We study the nonlinear response of the equatorial shallow-water system at rest to a localized long-wave perturbation with small meridional to zonal aspect ratio. An asymptotic theory of such a response (adjustment) for small Rossby numbers is constructed. Possible scenarios of nonlinear adjustment are classified depending on the relation between the Rossby number and the aspect ratio. The calculations show that slow, geostrophically balanced Rossby and Kelvin waves and the fast inertia–gravity waves are dynamically split off. The fast component of motion exerts no drag on the slow one, which is proved by direct computation. Evolution equations are derived for both components confirming earlier results which were obtained by ad hoc filtering of one of the components of motion. A well-defined initialization procedure is developed for each component.

Due to the breaking of non-dispersive Kelvin waves, the asymptotic theory has obvious limits of validity.
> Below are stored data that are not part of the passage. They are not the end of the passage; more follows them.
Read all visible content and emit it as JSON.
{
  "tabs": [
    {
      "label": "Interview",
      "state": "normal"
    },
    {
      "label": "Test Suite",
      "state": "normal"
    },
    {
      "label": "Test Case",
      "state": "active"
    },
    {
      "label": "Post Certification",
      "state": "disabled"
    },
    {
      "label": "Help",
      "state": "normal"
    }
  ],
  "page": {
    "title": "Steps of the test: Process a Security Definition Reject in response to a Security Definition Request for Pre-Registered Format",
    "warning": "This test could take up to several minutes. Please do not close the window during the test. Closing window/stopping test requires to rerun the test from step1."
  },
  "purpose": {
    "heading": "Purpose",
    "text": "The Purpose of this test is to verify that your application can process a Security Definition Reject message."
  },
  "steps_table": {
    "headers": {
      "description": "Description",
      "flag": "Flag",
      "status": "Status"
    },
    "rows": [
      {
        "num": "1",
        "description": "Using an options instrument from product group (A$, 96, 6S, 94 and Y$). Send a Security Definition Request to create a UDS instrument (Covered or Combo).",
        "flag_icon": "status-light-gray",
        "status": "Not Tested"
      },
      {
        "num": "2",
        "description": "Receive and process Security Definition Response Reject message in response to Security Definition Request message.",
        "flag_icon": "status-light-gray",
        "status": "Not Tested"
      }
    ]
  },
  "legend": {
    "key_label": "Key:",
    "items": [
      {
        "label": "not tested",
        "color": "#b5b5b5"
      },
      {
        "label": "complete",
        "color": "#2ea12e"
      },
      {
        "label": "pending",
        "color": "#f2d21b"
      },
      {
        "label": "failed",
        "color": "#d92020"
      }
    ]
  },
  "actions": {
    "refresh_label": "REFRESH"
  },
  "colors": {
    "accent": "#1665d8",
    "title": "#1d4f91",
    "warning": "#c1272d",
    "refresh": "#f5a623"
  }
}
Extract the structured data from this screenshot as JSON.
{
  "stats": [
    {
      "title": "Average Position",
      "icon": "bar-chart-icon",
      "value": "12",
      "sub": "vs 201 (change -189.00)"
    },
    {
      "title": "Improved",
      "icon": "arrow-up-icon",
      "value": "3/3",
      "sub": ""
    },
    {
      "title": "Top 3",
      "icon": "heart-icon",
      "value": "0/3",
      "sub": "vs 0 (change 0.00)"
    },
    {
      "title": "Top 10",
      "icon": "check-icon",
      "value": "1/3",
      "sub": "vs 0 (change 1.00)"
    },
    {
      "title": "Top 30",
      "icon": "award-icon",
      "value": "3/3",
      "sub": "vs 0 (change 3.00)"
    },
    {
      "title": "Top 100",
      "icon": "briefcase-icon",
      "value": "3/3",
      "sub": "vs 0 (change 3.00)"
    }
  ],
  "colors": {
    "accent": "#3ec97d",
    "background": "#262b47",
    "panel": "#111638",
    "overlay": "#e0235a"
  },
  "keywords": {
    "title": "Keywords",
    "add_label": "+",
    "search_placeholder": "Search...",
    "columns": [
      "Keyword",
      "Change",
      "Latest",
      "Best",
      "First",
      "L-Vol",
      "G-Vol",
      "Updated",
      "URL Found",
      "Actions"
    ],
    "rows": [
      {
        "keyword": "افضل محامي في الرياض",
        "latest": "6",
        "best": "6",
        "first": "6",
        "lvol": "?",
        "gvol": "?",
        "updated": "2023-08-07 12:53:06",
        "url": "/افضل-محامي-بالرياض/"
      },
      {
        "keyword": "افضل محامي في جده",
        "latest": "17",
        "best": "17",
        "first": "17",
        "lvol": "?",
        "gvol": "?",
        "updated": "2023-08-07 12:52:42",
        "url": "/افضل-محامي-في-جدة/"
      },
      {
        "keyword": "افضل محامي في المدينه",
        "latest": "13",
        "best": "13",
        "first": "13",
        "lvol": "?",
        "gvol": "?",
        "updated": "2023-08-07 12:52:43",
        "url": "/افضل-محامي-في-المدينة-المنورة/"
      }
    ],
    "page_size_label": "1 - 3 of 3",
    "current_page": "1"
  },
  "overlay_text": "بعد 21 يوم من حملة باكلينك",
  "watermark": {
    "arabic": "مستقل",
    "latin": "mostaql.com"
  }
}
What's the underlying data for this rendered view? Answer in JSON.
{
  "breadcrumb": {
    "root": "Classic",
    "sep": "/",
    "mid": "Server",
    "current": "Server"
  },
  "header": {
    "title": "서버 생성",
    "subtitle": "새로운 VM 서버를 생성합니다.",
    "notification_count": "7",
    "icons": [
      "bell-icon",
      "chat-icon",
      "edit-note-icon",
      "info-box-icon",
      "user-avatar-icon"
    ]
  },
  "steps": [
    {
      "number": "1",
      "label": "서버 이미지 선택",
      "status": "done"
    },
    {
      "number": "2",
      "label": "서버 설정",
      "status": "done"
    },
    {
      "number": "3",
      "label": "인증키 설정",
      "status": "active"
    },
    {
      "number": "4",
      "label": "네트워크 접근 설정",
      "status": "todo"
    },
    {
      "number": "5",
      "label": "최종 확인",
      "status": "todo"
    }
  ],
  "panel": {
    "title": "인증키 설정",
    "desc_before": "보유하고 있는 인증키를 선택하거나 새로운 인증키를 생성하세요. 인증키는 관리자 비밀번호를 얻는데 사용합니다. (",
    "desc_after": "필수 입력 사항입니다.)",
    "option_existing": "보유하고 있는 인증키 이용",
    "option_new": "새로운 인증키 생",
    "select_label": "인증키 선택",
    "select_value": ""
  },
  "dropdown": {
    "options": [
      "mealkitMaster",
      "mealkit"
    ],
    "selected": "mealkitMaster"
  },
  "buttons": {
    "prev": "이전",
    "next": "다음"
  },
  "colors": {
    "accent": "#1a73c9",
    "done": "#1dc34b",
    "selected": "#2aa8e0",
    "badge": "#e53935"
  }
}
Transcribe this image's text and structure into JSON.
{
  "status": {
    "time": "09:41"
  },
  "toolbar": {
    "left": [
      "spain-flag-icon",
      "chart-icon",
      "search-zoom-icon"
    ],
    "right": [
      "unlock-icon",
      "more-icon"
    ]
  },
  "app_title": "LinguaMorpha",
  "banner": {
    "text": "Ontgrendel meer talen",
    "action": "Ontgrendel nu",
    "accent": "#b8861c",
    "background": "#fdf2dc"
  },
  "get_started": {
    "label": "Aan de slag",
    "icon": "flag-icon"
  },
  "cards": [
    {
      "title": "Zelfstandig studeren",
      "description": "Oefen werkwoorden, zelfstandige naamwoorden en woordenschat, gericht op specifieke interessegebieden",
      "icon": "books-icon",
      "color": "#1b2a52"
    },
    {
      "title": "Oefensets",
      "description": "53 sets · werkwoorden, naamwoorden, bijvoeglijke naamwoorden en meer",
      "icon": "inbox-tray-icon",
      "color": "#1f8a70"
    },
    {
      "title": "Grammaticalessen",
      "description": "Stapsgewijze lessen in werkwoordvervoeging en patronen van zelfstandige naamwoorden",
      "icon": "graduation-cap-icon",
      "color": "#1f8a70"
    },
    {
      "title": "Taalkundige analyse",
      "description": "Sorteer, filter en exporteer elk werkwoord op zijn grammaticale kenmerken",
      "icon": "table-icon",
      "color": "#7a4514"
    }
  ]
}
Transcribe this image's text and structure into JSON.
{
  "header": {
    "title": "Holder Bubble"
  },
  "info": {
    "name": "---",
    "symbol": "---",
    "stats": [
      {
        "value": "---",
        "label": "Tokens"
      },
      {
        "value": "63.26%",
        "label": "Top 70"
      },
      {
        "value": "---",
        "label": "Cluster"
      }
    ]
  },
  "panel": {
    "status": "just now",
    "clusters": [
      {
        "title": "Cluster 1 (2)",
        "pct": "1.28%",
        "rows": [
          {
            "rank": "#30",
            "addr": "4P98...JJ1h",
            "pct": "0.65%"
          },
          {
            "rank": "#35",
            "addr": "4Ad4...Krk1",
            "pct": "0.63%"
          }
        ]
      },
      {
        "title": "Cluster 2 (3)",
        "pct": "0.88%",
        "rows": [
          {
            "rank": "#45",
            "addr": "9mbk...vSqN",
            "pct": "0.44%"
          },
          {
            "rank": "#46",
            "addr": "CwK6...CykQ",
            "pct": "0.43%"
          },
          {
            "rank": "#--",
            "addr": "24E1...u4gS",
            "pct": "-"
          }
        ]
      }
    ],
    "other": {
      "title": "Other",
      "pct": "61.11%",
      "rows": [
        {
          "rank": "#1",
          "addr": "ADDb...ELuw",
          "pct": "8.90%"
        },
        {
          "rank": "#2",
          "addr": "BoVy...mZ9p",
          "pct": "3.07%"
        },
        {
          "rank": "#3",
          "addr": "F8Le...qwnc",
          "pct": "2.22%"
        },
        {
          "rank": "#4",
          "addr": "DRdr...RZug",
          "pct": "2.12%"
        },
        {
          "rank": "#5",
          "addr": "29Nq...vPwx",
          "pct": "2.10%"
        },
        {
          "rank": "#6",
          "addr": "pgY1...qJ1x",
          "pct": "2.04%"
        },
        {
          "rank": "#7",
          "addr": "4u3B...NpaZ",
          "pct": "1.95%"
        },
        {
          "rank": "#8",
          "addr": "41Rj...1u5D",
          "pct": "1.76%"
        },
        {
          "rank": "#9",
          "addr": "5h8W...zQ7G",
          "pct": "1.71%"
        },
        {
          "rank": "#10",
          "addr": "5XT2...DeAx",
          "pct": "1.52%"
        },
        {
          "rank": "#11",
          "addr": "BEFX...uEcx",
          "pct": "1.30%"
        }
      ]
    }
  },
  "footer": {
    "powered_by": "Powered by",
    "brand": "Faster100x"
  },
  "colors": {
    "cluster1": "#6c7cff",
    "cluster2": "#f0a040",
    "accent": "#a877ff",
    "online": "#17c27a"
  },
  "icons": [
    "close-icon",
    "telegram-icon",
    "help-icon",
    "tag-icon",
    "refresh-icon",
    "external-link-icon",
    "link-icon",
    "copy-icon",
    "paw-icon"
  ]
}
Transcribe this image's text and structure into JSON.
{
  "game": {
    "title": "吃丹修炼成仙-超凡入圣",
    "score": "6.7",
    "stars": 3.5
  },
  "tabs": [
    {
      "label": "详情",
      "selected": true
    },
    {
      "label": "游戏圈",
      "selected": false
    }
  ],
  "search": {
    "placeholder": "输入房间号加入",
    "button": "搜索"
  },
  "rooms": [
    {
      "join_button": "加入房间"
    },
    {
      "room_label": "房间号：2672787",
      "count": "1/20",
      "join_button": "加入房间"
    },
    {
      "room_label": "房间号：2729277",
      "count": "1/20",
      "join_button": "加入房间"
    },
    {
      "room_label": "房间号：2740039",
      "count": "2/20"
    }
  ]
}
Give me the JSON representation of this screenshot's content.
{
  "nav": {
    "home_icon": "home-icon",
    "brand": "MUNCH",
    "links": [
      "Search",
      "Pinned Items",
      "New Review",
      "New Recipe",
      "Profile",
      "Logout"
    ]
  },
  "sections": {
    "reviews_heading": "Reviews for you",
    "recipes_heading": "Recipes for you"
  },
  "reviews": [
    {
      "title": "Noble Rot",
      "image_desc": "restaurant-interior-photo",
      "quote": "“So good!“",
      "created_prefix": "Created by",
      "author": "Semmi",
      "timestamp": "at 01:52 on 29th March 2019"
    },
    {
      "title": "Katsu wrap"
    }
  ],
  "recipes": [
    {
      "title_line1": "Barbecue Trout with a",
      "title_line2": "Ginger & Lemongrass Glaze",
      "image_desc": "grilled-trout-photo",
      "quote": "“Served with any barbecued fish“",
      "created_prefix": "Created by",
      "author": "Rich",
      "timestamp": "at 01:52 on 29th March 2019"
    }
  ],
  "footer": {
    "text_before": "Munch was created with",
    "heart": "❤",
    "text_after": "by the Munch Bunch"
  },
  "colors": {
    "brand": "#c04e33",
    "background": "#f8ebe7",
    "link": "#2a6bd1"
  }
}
In order to go beyond these limits and to study strongly nonlinear effects during the adjustment process we undertook high-resolution shock-capturing numerical simulations based on recent progress in finite-volume numerical methods. The simulations confirm theoretical results but also reveal new effects such as fission of a strongly nonlinear Rossby-wave packet into a sequence of equatorial modons or jet formation in the wake of a breaking Kelvin wave.